For the elderly—who, after all, are the main victims of cancer—a sufficient delay may be as good as a cure. And even better than slowing the growth of a tumor would be to delay its formation in the first place. If Lengauer, Weaver and others succeed in identifying master genes, then it should also be possible to make drugs that protect or restore their function. The Johns Hopkins group has already licensed some of its cell lines to the pharmaceutical industry to use in drug screening.

Screening of a different kind may be the best approach if the all-aneuploidy theory is correct. There are no known means of selectively killing cells with abnormal chromosomes. But a biopsy that turns up a surfeit of aneuploid cells might warrant careful monitoring or even preventive surgery in certain cases. Duesberg suggests that foods, drugs and chemicals should be tested to identify compounds that cause aneuploidy. And Weaver found that although CENP-E-deficient mouse cells were highly tumorigenic if the cells were moderately aneuploid, cells that were highly aneuploid actually suppressed tumor formation. It may be possible to design drugs that kill cancer cells by exacerbating their aneuploidy.

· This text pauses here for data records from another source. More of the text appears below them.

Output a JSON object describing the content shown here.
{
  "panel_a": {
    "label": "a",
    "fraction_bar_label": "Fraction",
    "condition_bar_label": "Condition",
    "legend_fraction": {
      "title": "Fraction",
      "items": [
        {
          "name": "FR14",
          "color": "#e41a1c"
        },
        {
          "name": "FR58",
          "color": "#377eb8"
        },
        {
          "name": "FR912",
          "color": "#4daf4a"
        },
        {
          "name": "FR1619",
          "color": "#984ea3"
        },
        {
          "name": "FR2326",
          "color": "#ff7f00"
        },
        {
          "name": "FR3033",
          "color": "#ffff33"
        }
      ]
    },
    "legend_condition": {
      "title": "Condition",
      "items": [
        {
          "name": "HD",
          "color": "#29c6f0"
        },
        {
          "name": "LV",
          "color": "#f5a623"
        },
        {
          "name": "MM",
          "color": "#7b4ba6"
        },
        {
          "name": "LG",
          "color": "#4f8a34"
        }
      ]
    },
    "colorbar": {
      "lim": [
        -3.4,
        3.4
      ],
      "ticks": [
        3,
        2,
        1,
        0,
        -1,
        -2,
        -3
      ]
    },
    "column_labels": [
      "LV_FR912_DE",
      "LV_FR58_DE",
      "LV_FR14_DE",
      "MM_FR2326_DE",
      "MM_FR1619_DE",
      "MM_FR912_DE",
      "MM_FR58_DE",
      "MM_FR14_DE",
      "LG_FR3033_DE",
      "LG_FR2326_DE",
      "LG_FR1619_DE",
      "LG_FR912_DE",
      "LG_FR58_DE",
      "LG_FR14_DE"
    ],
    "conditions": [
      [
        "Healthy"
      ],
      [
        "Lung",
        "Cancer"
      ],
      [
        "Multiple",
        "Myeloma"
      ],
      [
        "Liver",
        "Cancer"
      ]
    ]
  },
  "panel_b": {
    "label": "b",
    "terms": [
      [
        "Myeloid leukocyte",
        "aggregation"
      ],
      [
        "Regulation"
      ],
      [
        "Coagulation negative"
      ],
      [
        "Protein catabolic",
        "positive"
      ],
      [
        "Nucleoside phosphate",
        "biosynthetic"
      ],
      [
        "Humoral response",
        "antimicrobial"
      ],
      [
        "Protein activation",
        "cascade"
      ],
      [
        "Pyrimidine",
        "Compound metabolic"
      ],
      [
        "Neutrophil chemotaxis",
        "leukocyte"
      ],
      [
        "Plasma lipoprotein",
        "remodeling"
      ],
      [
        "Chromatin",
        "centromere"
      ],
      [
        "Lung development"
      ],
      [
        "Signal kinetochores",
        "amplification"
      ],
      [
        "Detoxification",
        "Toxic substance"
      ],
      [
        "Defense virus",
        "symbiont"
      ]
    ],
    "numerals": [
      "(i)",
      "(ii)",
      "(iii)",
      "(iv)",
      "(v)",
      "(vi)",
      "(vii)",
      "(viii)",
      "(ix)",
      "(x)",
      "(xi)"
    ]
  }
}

One day science will produce a definitive answer to the question of what causes cancer. It will probably be a very complicated answer, and it may force us to shift our hope from drugs that cure the disease to medicines that prevent it. Even without a clear understanding of why, doctors have discovered that a daily baby aspirin seems to prevent colon adenomas and to lower the risk of one kind of breast cancer in some adults. The effect is small. But it is a step from chemotherapy toward a better alternative: chemoprevention.